Since then, according to a union source within the establishment, arrivals of equipment allow carers to keep up "day to day".

According to the management of the Foundation, the question of the link with families in this dramatic moment, deemed insufficient by some, has been partly resolved by setting up meetings by "Skype" organized when possible between residents and their loved ones.

- "Unreality" -

An official of the Israelite cult of this establishment, which welcomes many Jewish residents, including several survivors of the Holocaust, has not heard from the establishment for three weeks.

"It's like I don't exist," he said on condition of anonymity. The synagogue was closed on March 3. At that time, visitors must then answer a health questionnaire upon entering, take their temperature and wash their hands.

For the first round of municipal elections, residents will be prohibited from "traveling to vote". A cell for recording proxies is set up in the Malka pavilion.

This is where Marguerite Derrida, 87, lived. The psychoanalyst, wife of the famous French philosopher Jacques Derrida, had joined the establishment a year ago, recommended to her two sons.

One of them, Jean, managed to see her one last time before the national ban on visits issued on March 11. "The ladies-in-waiting were there, the staff, as usual, seemed a little overwhelmed, but nothing more," he recalls.

"Is that when the virus circulated?" He asked.
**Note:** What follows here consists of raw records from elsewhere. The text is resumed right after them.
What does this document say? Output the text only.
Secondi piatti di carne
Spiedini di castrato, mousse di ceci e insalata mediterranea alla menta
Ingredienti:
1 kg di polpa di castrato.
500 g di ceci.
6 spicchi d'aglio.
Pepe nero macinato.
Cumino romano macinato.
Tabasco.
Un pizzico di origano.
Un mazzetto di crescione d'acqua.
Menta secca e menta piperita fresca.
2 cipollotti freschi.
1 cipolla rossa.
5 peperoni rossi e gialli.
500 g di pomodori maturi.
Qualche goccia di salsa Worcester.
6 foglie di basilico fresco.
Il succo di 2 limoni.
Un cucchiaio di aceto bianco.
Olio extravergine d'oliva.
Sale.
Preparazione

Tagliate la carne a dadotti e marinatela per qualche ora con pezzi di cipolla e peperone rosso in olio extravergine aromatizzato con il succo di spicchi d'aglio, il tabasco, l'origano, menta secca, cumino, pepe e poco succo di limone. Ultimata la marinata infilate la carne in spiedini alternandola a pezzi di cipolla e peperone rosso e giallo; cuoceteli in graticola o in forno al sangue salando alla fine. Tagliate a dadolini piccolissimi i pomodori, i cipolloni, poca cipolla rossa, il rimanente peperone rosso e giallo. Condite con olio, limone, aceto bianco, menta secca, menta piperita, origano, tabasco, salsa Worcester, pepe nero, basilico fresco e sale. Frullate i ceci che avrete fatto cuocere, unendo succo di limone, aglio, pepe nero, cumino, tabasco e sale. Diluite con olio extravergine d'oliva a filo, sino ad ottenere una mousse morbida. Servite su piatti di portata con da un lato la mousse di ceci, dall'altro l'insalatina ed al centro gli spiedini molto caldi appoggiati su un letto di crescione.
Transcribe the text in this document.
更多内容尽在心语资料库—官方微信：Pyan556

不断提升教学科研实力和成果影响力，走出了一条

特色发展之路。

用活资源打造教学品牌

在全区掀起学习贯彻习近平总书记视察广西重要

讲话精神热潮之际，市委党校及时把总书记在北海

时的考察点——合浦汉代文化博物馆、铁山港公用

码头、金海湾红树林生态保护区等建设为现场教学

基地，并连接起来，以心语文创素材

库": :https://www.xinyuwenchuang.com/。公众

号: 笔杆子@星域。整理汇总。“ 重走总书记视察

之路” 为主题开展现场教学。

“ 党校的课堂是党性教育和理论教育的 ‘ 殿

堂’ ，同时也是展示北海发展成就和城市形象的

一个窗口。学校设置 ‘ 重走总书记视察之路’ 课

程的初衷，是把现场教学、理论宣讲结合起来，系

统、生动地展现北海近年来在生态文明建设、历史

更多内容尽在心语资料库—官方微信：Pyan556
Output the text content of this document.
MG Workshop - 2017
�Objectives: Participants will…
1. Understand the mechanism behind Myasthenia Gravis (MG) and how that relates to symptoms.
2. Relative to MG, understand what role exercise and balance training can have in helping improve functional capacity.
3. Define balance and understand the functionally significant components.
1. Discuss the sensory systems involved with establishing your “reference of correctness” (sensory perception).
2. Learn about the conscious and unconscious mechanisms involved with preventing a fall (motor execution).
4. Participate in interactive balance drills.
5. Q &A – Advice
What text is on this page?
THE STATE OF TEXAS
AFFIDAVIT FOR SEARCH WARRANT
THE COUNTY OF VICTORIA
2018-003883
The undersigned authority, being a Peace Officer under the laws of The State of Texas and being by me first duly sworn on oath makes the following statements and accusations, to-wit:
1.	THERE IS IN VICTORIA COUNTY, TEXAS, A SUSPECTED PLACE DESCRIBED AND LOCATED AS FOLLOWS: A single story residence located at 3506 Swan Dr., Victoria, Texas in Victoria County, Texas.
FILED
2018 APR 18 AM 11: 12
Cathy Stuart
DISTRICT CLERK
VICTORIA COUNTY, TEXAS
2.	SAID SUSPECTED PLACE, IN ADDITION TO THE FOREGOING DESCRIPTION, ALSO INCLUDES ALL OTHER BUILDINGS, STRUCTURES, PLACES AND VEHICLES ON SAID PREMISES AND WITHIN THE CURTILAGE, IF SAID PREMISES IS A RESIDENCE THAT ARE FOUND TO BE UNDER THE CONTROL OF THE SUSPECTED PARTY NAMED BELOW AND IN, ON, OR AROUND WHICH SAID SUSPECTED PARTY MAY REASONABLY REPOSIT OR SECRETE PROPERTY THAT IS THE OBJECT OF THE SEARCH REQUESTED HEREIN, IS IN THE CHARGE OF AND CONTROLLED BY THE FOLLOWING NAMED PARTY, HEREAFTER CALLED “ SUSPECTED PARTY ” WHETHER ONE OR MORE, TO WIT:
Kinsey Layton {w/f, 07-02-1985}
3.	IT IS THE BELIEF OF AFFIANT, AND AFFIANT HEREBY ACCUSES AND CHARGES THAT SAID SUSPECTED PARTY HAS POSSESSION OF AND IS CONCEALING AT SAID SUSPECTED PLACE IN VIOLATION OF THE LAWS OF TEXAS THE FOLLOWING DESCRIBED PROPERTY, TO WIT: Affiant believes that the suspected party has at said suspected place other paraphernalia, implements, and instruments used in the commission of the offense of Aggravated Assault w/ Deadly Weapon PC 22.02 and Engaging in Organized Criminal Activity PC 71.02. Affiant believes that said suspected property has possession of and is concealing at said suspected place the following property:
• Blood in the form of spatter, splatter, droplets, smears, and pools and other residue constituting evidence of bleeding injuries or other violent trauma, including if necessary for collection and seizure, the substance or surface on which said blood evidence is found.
A few days later, the first four cases of Covid-19 in the establishment were confirmed to families. They are housed on the same floor as Marguerite Derrida, where around forty rooms are aligned, with a view of a garden.

Quickly, a suspicion of contamination hovers over her. A doctor tells Jean "not to be optimistic". And on a Saturday morning, a short call announces the news: it's over. Her mother will be buried alongside her husband, only her two sons will be present.

Faced with questions about his mother's last hours, the nurse shortened: "I felt they had instructions," he said, still surprised by the "unreality" of the speed at which this is. product.

Friday, after a week marked by a rise in the epidemic in France, the establishment decided to send a new letter to families.

Latest assessment: 117 contaminated residents, one in four in three weeks, 34 dead. The previous week, there were 19 dead.

On receiving this letter, Clarisse Marquez resumed her vain call round. "I'm afraid we will just coldly learn that it's over," she said. According to the latest news, her mother has been placed on respiratory assistance.